LLM distillation: a "dark war" on the independence of large models?

AI News6mos agorelease AI Sharing Circle

1.3K 00

I. Background and challenges

With the rapid development of artificial intelligence technologies, large-scale language models (LLMs) have become a core driver in the field of natural language processing. However, training these models requires huge computational resources and time costs, which motivates the Knowledge Distillation(KD) technology is on the rise. Knowledge distillation achieves the effect of approaching or even surpassing the performance of the teacher's model with lower resource consumption by migrating the knowledge from a large model (teacher's model) to a small model (student's model).

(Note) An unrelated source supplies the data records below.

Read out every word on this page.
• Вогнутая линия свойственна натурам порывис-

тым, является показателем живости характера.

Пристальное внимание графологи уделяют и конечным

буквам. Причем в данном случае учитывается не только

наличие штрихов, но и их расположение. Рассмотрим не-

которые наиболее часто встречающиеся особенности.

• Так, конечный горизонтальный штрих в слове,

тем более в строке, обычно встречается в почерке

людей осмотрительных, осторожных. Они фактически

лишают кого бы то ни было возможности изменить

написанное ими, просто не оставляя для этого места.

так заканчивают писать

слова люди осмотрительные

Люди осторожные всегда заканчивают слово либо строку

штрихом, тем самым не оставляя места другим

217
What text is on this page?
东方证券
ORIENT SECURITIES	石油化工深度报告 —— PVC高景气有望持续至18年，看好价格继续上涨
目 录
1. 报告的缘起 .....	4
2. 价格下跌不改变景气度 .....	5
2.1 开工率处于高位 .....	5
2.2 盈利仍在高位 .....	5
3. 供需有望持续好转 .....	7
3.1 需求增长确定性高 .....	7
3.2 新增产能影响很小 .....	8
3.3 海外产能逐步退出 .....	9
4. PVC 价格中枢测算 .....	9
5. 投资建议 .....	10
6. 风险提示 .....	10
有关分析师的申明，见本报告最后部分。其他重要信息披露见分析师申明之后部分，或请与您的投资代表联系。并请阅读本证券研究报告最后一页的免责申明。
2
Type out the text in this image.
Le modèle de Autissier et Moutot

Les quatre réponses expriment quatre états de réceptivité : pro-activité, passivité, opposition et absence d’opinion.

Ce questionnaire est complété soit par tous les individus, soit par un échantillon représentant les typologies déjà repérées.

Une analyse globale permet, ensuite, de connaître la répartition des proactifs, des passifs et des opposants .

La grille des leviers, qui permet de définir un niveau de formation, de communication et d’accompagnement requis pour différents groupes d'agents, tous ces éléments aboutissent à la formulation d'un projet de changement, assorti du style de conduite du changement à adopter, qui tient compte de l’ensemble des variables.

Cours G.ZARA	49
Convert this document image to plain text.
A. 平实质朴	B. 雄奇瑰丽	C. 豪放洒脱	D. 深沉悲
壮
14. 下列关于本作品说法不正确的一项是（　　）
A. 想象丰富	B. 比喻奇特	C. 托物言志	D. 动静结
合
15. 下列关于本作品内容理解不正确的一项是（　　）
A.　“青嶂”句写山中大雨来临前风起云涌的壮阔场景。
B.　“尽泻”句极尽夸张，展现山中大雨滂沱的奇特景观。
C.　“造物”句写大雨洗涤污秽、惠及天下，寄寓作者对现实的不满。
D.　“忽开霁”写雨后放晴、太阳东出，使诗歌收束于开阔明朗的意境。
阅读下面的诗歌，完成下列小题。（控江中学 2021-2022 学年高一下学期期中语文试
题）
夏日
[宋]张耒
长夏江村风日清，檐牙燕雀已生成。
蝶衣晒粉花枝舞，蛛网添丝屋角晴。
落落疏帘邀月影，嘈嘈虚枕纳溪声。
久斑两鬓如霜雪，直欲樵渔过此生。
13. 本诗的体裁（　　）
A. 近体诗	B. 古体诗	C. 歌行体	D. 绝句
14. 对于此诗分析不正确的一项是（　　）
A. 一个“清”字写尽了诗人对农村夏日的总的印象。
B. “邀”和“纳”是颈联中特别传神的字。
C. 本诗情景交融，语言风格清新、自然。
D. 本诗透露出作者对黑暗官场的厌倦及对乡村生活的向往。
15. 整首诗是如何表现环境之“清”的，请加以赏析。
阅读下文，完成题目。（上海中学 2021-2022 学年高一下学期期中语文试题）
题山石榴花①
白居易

ground LLMs-Distillation-Quantification The project, given in the concluding article of the experiment "TheDistillation Quantifcation for Large Language Models", to analyze the problems and challenges posed by LLM distillation.

1. Advantages of LLM Distillation: Opportunities and Challenges

Strengths.

Resource Efficient. Distillation technology enables resource-constrained academic institutions and developing teams to leverage the capabilities of advanced LLMs to advance AI technologies.
Performance Improvement. Through knowledge transfer, the student model can meet or even exceed the performance of the teacher model on certain tasks.

Question.

The double-edged sword of "latecomer advantage".
- Over-reliance on distillation techniques can lead to over-reliance on researchers' knowledge of existing models and hinder the exploration of new techniques.
- This could lead to a stagnation of technological development in the field of AI and limit the space for innovation.
Robustness degradation.
- Existing studies have shown that the distillation process reduces the robustness of the model, making it perform poorly in the face of complex or novel tasks.
- For example, student models may be more susceptible to adversarial attacks.
Risk of homogenization.
- Over-reliance on a few faculty models for distillation can lead to a lack of diversity among different student models.
- This not only limits the application scenarios of the model, but also increases potential systemic risks, such as the possibility of collective failure of the model.

2. The challenge of quantifying LLM distillation: a quest in the mist

Despite the wide range of applications of distillation technology, its quantitative assessment faces many challenges:

Non-transparent process.
- The distillation process is often considered a trade secret and lacks transparency, making it difficult to directly compare the differences between the student model and the original model.
Lack of baseline data.
- There is a lack of baseline datasets specifically designed to assess the extent of LLM distillation.
- Researchers can only rely on indirect methods, such as comparing the output of the student model to the original model, but this does not give a full picture of the effects of distillation.
Indicates redundancy or abstraction.
- The internal representation of the LLM contains a great deal of redundant or abstract information, making it difficult to directly translate distillation knowledge into interpretable output.
- This adds to the difficulty of quantifying the degree of distillation.
Lack of clear definitions.
- Academics have not yet reached a consensus on the definition of "distillation", and there is a lack of uniform standards to measure the degree of distillation.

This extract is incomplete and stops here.